In an effort to increase revenue and combat tax fraud, the federal government actively audits returns. While the overall audit rate for individual returns is approximately 1 percent, ignoring the red flags noted below can greatly increase the chances of an audit.
The good news is that a proactive approach to tax planning can help reduce the likelihood of a surprise visit from the Internal Revenue Service.
Failing to report income
The IRS uses computers to improve the efficiency of its operations — especially for audit purposes. Copies of many tax forms, including W2s, 1099s, 5498 for retirement plan balances and others, are received by the IRS and used as the basis for cross-checking the data contained on your return.
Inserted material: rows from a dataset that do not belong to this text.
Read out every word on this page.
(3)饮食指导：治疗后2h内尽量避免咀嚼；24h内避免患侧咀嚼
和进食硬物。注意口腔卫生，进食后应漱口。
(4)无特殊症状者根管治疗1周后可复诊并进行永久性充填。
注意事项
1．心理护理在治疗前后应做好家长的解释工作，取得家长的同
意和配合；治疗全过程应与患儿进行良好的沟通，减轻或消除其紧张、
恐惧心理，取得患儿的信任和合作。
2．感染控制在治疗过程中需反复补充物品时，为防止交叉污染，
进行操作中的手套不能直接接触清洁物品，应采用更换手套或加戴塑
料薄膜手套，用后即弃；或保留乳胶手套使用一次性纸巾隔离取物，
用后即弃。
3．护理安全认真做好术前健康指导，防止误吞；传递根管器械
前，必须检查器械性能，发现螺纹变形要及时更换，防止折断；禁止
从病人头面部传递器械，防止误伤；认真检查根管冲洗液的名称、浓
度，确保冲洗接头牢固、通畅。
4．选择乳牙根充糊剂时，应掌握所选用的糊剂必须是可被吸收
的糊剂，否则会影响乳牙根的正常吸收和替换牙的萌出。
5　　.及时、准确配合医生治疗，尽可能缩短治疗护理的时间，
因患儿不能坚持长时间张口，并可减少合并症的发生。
Failing to properly report income and specifically matching the income on your return to your tax documents may increase your chances of an audit.
Consider taking an inventory of all income sources and double-checking that all are properly reported.
Earning too much
While there are not many people who would like to earn less income, it is important to be aware of how your income level affects the probability of an audit. Since the IRS has limited resources and can audit only so many returns, the more you make, the greater the chances.
For example, audit rates jump from 1 percent to 4 percent for tax payers earning greater than $200,000 and taxpayers earning more than $1 million can expect an audit rate of 12.5 percent. This also holds true for businesses as the greater the income, the higher the probability of being audited.
Large cash transactions
Cash transactions in excess of $10,000 involving banks, casinos, car dealers and other business are required to be filed with the IRS. In addition, suspicious transactions less than $10,000 may also be reported to the IRS. Both of which may be used to identify taxpayer returns the IRS believes should be further scrutinized during an audit.
Large charitable deductions
Charitable giving is a great way to help those in need while also enjoying a nice tax deduction. Keep in mind, the IRS maintains statistics for charitable giving at various income levels.
If you are donating significantly more than the average taxpayer at your income level, you may increase your chances of an audit.
Remember to carefully document all charitable contributions. Consider reviewing IRS Publication 526 on charitable contributions and Publication 561 on determining the value of donated property for more information.
Deducting home office
Claiming a home office deduction can provide significant tax savings to taxpayers for property taxes, insurance, utilities and other expenses. The attractiveness of these deductions has led to taxpayer abuse and as a result, heightened IRS scrutiny.
According to Gary Pesciotta of Redvanly and Pesciotta CPA's LLC, “Home office deductions are one of the biggest audit red flags and taxpayers must be aware of the exclusive use rules.”
For example, a dining room cannot be used as a deductible home office since it is not being used exclusively and regularly for business purposes.
Consider reviewing Publication 587 regarding business use of a home and speak to your tax adviser for more information.
Operating cash-intensive businesses such as hair salons, restaurants, bars, car washes and others may lead to your return being targeted for an audit. The IRS understands that the use of cash can lead to inaccuracies in the accounting of income and expenses and are more than happy to review the return further.
Deducting 100 percent of your automobile
Claiming a business vehicle is yet another popular deduction that is often abused by taxpayers. The IRS knows it is uncommon for a vehicle to be used 100 percent of the time for business with no personal use.
If you are going to take an automobile deduction for business use, remember to keep detailed logs with date, destination and mileage clearly noted.
For additional information, consider reviewing Publication 463 on travel, entertainment, gift and car expenses.
Making silly mathematical mistakes on your return and other typos such as Social Security number errors can lead to further investigation.
IRS computers can quickly identify these errors which may require additional follow-up or even an audit. Check your return for these often overlooked errors.
There are many red flags that could trigger your tax return being audited this tax season. However, the risk of audit should not lead you to avoid taking deductions that you are legitimately entitled to claim.
For more information on the audit process, consider reviewing IRS Publication 556 on examination of returns, appeal rights and claims for refund. Since everyone’s tax situation is unique, consider speaking to your accountant to determine the appropriate approach for you.